Aangezien de gewichten en maten meer het karakter hebben van beleidsregels, is er voor gekozen om dit aspect vanaf nu in deze beleidsregels vast te leggen. Daarmee is “de verordening op de afgifte van ontheffingen van het rijverbod op Schiermonnikoog” geheel overbodig geworden.
Artikel 15
In artikel 15 is aangegeven dat een ontheffing niet uitwisselbaar is. Voor elk kenteken moet een aparte ontheffing worden afgegeven, waarvoor opnieuw leges verschuldigd zijn.
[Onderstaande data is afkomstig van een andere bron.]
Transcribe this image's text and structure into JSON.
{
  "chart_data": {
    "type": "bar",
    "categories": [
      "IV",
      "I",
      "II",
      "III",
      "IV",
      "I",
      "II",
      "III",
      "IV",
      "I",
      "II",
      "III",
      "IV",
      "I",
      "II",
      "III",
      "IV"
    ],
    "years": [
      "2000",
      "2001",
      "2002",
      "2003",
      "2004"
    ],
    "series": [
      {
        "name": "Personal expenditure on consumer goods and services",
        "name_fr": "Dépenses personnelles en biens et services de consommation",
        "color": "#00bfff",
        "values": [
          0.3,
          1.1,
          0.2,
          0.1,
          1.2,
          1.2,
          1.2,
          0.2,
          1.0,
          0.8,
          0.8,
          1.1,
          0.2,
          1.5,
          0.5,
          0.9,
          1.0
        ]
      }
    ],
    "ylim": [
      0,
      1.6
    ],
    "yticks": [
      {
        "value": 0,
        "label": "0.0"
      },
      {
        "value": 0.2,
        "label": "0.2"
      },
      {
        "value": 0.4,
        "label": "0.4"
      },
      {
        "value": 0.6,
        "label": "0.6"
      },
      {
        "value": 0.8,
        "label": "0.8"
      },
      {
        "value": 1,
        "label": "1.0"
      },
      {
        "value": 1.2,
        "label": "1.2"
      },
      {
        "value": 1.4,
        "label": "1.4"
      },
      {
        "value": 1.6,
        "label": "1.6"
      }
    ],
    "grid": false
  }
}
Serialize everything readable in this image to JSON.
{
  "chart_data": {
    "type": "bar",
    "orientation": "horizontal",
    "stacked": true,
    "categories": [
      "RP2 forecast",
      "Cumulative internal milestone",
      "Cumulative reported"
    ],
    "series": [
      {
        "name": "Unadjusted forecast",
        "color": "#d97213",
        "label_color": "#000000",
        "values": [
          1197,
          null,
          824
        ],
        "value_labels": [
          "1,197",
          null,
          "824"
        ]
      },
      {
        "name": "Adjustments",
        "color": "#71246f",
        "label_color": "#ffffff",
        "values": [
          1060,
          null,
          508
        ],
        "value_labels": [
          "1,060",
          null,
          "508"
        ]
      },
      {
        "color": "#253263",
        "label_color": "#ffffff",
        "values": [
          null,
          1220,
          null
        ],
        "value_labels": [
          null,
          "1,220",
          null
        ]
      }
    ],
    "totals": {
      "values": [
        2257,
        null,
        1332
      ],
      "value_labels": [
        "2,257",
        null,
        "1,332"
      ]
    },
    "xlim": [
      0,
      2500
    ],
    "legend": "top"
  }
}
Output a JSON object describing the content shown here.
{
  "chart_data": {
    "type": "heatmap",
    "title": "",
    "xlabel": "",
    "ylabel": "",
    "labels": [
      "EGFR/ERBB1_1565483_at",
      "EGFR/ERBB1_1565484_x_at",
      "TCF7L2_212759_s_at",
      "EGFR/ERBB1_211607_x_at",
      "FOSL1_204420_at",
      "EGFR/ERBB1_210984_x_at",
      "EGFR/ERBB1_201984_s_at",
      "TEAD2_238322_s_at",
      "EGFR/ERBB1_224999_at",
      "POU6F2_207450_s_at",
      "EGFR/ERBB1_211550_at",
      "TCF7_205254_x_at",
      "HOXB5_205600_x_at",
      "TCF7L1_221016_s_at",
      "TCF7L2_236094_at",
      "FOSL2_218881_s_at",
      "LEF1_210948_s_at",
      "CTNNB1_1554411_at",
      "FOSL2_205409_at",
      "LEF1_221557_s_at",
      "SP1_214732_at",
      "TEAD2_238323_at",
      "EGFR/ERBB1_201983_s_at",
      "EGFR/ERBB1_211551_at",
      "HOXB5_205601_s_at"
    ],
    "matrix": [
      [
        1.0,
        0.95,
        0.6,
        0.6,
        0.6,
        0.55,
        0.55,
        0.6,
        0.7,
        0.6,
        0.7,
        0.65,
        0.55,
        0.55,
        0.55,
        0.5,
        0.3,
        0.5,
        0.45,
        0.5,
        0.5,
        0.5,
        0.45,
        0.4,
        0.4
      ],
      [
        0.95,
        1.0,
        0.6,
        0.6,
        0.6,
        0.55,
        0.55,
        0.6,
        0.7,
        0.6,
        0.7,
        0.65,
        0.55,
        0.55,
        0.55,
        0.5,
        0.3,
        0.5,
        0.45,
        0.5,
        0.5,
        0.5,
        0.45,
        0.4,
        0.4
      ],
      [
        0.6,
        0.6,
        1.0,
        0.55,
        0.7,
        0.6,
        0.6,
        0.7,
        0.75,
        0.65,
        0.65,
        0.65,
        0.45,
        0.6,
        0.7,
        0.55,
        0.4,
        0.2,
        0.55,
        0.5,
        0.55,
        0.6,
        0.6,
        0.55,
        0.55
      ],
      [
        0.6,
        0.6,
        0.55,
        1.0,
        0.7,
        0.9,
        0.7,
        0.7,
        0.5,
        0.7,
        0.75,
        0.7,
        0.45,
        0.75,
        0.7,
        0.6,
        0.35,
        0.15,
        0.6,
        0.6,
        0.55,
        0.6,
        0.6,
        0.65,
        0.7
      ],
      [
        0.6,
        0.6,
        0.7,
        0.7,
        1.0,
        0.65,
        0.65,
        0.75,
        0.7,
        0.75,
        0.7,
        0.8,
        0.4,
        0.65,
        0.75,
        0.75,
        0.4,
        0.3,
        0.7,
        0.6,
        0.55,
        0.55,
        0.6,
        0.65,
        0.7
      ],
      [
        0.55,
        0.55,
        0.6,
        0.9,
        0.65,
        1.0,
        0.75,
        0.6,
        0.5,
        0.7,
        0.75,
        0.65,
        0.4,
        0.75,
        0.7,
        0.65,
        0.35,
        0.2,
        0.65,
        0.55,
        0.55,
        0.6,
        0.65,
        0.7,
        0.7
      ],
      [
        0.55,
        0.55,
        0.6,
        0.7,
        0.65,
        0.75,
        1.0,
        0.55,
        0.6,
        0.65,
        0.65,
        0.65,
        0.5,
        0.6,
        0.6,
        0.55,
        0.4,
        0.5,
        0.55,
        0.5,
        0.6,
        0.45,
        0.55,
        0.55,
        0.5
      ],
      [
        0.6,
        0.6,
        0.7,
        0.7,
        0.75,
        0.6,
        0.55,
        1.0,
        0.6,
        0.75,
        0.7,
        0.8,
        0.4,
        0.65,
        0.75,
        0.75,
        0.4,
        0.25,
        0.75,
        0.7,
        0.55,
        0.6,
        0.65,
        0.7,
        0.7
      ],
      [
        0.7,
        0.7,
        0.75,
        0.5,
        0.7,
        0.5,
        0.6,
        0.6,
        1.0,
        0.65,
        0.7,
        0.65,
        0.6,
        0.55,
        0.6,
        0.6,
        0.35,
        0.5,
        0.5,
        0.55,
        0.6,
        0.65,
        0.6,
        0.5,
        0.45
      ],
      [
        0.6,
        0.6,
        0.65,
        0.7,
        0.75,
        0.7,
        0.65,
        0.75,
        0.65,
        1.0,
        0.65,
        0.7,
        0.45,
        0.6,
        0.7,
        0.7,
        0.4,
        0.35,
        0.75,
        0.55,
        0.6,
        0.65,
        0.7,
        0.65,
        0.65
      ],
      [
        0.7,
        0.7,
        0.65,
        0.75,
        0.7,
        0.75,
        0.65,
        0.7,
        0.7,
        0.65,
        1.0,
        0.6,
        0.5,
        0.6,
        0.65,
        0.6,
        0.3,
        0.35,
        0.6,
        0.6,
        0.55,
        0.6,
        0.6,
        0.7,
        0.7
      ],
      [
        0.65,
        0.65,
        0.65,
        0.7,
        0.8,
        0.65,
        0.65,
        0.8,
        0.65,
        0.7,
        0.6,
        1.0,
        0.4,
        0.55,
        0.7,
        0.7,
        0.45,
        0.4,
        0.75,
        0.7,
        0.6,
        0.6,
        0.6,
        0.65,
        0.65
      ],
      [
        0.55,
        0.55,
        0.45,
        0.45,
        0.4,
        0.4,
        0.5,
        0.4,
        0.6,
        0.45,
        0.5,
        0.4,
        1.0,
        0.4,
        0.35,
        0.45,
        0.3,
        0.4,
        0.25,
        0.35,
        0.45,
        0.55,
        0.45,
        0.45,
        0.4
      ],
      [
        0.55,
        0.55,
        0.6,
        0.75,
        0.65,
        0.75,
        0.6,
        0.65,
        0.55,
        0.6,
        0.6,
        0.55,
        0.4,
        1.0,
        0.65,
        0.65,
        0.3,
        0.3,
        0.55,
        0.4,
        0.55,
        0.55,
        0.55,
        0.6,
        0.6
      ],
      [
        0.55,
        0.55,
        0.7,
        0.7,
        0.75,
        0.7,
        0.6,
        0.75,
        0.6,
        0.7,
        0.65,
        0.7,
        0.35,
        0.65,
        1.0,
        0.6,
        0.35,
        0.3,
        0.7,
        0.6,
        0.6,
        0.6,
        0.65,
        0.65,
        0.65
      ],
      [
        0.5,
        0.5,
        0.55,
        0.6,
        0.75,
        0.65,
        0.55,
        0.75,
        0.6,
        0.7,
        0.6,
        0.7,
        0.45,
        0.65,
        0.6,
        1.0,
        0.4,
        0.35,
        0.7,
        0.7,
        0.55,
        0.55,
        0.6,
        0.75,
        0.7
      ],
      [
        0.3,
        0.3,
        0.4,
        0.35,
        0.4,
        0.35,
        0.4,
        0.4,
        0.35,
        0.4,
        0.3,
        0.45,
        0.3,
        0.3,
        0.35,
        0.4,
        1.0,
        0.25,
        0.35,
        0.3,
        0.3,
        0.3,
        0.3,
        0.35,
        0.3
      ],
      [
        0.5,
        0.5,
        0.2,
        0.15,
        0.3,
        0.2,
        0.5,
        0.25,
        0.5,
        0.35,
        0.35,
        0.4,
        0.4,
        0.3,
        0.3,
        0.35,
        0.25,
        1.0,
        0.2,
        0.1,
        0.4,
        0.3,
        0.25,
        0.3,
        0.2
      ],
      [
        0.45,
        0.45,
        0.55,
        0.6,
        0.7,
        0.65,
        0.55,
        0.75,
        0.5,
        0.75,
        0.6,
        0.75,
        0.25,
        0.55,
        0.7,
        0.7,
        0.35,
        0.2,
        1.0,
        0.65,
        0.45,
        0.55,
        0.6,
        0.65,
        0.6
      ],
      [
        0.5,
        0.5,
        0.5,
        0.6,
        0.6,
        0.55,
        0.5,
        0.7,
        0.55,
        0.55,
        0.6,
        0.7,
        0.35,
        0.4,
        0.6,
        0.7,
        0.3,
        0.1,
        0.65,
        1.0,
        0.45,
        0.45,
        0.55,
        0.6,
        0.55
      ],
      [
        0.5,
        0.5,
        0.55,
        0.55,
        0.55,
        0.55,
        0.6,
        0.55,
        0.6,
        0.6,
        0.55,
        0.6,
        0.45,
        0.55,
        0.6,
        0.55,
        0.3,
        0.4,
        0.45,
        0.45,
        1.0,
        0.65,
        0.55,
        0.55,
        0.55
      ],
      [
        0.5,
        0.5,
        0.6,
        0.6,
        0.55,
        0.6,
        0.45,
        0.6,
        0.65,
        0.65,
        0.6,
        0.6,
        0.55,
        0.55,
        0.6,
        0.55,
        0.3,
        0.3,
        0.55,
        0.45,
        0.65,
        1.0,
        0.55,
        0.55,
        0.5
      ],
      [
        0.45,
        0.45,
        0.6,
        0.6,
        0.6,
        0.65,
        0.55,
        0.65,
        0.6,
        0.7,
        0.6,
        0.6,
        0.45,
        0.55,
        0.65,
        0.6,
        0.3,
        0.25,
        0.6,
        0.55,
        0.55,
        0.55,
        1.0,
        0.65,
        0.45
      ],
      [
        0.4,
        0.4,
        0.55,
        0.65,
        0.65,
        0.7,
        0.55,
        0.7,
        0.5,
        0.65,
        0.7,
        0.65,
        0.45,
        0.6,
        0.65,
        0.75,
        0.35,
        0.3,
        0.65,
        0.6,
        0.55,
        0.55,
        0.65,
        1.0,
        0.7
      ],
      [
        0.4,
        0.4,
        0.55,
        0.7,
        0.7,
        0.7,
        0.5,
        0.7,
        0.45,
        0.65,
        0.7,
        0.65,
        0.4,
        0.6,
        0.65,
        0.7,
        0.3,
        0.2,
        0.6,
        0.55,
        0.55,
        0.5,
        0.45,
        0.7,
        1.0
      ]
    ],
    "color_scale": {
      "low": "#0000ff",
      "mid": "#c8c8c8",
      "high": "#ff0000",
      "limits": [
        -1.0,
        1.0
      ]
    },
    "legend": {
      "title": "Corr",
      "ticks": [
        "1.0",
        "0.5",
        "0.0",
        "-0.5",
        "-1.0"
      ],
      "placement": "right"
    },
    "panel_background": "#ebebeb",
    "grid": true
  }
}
Bovendien is in artikel 15 geregeld dat een ontheffing zichtbaar moet worden aangebracht achter de voorruit van het motorvoertuig, zeker in verband met het kunnen scannen van de QRcode. De eilanderontheffing, de jaarontheffing, de bijzondere tijdelijke ontheffing en de strandontheffing dienen in een daartoe bestemd hoesje van de voorruit te worden geplakt (alleen in de rechterbovenhoek, de rechterbenedenhoek of middenboven). De tijdelijke ontheffing dient zichtbaar op het dashboard achter de voorruit te worden gelegd. De strandontheffing kan in het hoesje vóór de eilanderontheffing worden geschoven.